The second channel through which patent protection facilitates the diffusion of technology is by decreasing the transaction costs of information exchange. As long as intellectual property rights were insecure, inventors who wanted to sell new ideas always had to fear being cheated out of their financial compensation. After the introduction of patent protection, it became easier and less risky to transfer knowledge via patent assignments, and particularly creative inventors specialized in invention activities. Lamoreaux and Sokoloff (1999, 2001) claim that the particular features of the American patent system, namely, the very low registration fee and the requirement that only the “first and true” inventor was entitled to apply for patent protection, were the key behind the pronounced division of labor in American innovation activities. Specialized inventors concentrated on the creation of technical inventions and then sold their new knowledge via patent assignment to established firms that took over the task of manufacturing and selling the innovation. Patent agents or lawyers often acted as an intermediary between inventors and companies. The relative importance of this type of technological transfer is demonstrated by the fact that around 1900, about one third of American patents was fully or partly assigned after issue. The historical German patent market was less liquid than the American one which can be explained at least partly by insufficient inventor protection (Burhop 2010). The German patent law ruled that the first applicant, not the initial inventor, was entitled to a patent grant. As a result, many innovations that were created in industrial R&D departments were directly granted to the company and not to the employed researcher. This is another example of how the details of a national patent law can significantly influence the outcome of innovation processes and therefore patent statistics.

Future Research

Until now, most cliometric studies of innovations have concentrated on patenting activities in leading research economies such as the United States, the United Kingdom, Germany, or Japan. To learn more about imitating and innovating in less advanced countries, future cliometric research projects should take a closer look at patenting activities in the European periphery and overseas. The greatest challenge will be to harmonize the different national patent statistics and merge them into one unified data base that would allow for testing for the various determinants of patenting activities on the basis of a broad international panel. Given the obvious shortcomings of patent statistics, researchers should also keep on searching for alternative historical mass data which include information on innovations that have never been patented.

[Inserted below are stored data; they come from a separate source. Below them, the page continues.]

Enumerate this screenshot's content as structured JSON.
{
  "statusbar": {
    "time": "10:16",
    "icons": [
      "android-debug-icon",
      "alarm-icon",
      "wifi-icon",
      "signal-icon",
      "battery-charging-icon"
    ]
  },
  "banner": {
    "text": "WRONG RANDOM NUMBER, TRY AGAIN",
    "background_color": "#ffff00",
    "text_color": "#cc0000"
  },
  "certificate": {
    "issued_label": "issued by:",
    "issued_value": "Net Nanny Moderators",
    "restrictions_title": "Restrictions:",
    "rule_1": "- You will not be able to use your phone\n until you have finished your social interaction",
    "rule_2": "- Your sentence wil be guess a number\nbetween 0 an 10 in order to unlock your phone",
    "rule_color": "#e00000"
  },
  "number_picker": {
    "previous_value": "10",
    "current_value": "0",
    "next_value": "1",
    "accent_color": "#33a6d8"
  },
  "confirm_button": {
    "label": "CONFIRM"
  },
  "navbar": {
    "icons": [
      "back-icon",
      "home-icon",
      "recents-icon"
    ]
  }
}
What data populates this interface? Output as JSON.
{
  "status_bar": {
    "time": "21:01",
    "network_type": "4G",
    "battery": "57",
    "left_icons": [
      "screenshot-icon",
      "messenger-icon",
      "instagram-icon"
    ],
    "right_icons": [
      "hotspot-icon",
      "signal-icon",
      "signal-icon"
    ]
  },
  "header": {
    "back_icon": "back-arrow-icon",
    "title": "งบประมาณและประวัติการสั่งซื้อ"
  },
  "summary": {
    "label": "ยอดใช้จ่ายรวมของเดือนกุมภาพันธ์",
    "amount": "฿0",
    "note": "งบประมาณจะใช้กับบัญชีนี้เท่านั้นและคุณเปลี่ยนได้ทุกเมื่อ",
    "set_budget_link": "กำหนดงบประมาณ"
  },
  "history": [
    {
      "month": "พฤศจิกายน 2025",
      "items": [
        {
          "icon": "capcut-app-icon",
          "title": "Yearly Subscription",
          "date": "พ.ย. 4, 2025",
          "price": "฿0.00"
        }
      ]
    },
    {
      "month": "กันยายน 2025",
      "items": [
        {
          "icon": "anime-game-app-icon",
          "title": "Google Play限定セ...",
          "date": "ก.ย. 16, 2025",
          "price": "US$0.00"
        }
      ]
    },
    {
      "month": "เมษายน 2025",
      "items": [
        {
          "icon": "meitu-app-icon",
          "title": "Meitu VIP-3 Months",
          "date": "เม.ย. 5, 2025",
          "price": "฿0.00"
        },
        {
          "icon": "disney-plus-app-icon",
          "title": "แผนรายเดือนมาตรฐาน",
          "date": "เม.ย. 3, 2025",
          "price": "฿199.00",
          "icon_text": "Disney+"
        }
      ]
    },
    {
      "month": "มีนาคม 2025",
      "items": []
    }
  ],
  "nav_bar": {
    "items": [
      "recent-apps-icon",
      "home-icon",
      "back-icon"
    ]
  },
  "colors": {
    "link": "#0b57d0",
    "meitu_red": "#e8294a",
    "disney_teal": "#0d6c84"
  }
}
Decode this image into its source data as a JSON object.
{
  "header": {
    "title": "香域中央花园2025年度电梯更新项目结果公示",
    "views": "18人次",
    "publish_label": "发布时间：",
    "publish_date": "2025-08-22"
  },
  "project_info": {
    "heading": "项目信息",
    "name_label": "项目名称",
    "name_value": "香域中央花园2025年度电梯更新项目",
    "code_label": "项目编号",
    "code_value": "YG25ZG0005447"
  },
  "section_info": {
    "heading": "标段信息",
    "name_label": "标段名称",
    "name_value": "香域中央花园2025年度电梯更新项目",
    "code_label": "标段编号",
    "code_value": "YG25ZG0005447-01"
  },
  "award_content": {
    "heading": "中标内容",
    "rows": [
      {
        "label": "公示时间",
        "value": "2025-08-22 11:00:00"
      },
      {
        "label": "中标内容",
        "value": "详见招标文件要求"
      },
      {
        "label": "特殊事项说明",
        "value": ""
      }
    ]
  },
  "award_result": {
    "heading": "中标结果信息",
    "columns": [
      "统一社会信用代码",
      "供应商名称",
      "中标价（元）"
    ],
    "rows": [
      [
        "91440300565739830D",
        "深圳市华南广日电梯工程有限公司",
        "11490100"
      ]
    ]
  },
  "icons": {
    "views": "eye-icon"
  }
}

Another desideratum is to get more information about the microeconomics of historical R&D management. Here, the research idea of scrutinizing historical working contracts of employed researchers (Burhop and Lübbers 2010) might be a good starting point for further empirical analysis. Surprisingly enough, cliometric studies in innovations have widely neglected to research the impact of innovations on economic performance. It would be very interesting, however, to learn more about how the skewed (and persistent) distribution of innovations across countries, regions, and inventors affected the respective distributions of economic outcome indicators such as GDP per capita, productivity, or profit.